Referring to the government’s 90 per cent Sats target, he added: “If Sats, as we know them, are the basis of the primary school exam factory, then the Sats of 2030 will create a true sweatshop of educational exploitation, that puts the meeting of arbitrary targets before the learning and wellbeing of pupils.”

He warned that GCSEs and post-16 examinations were also about to be held in “conditions of uncertainty and unfairness”.

Renewed call to abolish Ofsted

Mr Kebede has also criticised Ofsted and called for it to be replaced.

He said: “Ofsted were absent without leave during the pandemic. They were nowhere to be seen in our schools, and they were not missed.

“Even the National Audit Office concluded that, ‘Ofsted does not know whether its school inspections have an impact.’ So, a question for our evidence-based education secretary - why do they still exist?”

Mr Kebede said Ofsted should be replaced with a supportive inspectorate and said that the “excessive workload and stress it causes leads to 40 per cent of teachers leaving the profession within ten years”.

He also raised concerns about the Child Q scandal, where a black female secondary school pupil was strip-searched by female police officers because school staff believed the child smelled of cannabis and suspected that she was carrying drugs.

The NEU president said: “What happened doesn’t start with a strip search. It starts with zero-tolerance behaviour policies, a system that disproportionately excludes black children. The absence of democratic accountability in our academised school system; its remoteness from the community.”

This week’s NEU conference in Bournemouth is being held in person for the first time during the Covid pandemic.

Highlighting this, Mr Kebede said that, during this pandemic, “we have had the worst possible government at the worst possible time.”
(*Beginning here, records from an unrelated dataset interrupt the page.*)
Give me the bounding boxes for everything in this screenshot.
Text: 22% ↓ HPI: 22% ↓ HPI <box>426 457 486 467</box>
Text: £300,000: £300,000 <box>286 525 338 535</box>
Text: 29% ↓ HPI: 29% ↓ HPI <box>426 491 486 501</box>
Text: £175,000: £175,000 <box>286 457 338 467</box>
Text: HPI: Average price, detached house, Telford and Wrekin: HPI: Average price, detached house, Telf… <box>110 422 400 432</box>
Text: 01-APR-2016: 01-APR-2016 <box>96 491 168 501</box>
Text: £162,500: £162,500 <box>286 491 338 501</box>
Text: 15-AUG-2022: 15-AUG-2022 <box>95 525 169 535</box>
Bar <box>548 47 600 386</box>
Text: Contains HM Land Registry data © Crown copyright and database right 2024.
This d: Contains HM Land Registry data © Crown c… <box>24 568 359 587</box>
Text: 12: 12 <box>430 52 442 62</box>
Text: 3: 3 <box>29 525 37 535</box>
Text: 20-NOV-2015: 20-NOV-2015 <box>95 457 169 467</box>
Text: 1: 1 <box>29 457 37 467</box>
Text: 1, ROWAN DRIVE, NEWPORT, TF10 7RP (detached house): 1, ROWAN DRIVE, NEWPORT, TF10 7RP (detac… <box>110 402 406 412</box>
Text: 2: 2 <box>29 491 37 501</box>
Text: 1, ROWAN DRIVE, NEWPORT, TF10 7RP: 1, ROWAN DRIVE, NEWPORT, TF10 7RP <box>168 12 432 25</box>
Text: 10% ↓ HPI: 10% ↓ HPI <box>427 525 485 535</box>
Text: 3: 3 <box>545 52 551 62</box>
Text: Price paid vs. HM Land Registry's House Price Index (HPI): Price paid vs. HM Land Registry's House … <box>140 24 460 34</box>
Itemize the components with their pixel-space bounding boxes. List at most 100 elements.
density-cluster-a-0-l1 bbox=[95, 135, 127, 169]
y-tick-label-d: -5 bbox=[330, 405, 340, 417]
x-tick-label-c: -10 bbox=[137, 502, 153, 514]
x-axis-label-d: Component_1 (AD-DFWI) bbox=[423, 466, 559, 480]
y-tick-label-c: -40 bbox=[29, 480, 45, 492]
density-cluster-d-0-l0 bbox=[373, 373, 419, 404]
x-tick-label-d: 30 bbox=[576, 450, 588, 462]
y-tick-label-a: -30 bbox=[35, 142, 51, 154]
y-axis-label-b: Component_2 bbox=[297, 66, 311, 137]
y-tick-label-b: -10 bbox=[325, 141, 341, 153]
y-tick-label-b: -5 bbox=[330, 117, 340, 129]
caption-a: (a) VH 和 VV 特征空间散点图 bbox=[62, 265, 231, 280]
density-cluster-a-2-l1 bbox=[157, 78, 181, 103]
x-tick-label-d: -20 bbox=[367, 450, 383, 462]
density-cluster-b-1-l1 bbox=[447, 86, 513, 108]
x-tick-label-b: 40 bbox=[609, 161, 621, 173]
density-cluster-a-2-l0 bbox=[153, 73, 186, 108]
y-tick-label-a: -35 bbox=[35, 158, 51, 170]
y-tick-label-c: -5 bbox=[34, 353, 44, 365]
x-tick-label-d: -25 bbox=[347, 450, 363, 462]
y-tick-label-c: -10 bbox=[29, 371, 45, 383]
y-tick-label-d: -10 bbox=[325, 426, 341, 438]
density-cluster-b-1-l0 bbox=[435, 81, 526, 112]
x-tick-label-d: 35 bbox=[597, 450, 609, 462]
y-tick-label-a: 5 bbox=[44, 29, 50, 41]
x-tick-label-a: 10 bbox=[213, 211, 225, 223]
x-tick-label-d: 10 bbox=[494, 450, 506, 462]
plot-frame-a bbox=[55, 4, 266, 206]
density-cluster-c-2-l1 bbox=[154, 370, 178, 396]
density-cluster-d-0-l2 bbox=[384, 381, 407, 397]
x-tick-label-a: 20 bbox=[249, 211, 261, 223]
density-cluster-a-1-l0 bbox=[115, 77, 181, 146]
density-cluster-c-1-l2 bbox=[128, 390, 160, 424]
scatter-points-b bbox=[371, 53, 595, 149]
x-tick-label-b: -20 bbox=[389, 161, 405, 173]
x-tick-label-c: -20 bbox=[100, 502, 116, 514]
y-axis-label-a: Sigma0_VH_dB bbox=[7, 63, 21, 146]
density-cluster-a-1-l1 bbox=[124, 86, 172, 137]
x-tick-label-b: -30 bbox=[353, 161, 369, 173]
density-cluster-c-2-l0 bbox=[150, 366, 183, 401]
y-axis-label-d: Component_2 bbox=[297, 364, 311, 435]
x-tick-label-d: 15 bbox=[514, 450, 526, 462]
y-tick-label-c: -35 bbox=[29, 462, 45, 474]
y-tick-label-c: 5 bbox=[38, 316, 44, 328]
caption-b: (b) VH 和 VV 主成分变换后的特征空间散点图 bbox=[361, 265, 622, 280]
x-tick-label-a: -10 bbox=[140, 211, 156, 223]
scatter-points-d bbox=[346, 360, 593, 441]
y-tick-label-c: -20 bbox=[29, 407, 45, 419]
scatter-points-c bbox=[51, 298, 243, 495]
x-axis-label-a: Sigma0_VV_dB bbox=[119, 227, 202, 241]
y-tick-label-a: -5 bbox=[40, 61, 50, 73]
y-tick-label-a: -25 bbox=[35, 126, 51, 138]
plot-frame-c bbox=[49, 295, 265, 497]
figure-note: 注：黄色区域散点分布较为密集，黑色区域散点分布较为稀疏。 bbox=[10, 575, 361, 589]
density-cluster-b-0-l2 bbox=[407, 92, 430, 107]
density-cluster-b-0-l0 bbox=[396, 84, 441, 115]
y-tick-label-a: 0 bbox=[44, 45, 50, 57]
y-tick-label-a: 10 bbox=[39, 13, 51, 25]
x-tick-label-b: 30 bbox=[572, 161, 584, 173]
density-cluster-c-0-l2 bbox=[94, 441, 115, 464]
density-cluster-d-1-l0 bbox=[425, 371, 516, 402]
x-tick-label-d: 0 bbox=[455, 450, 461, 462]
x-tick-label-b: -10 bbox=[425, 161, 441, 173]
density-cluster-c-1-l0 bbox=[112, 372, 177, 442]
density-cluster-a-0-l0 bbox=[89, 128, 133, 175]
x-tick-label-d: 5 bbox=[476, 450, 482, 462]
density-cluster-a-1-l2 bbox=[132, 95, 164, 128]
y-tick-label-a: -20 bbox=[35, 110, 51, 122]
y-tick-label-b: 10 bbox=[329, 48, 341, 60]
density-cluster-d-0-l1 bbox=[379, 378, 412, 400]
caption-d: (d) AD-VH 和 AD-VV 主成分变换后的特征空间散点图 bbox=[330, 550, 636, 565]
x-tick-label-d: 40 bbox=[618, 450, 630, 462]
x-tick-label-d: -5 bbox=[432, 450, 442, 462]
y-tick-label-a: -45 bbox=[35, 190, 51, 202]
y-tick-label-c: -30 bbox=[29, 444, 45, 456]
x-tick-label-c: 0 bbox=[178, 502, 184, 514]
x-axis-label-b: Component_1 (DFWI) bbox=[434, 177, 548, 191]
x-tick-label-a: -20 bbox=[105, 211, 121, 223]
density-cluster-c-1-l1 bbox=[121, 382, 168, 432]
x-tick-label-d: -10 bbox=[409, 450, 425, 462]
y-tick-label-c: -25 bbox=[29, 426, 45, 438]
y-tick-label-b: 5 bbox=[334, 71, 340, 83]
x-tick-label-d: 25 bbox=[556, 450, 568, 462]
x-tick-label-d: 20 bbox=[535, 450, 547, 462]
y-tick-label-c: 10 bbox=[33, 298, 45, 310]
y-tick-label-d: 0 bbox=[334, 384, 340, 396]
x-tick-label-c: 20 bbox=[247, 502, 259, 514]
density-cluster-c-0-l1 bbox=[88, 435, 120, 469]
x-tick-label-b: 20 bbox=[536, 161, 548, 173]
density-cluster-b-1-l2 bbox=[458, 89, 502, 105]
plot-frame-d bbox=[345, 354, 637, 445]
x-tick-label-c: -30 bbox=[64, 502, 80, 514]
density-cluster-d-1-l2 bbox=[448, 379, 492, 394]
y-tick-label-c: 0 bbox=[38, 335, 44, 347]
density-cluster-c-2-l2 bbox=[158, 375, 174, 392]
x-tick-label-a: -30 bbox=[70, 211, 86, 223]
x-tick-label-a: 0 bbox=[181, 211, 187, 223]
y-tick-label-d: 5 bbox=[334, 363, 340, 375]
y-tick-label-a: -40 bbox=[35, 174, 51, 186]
He added: “Nadhim Zahawi has recently said school closures were wrong.

“Well, I say this to the education secretary: our schools never closed, and I tell you what has been wrong: this government.

“They were wrong to not shrink class sizes to minimise spread, to not mobilise our supply sector colleagues, to not create Nightingale classrooms, to not provide enough ventilation and air filtration, and wrong to not invest in safe continuity of education.

“Children, young people, need school, need education. We have always believed this. The blame for any disruption to education lies with this government of chaos, and them alone.”

A Department for Education spokesperson said: ”Primary assessments are vital to building our knowledge of the impact of the pandemic on pupils, so that we can give support to the schools and pupils that need it the most.

“We have already announced that the results of this year’s primary assessments will not be published in key stage 2 performance tables, and we will ensure clear messages are placed alongside any data from 2021/22 given the uneven impact of the pandemic.”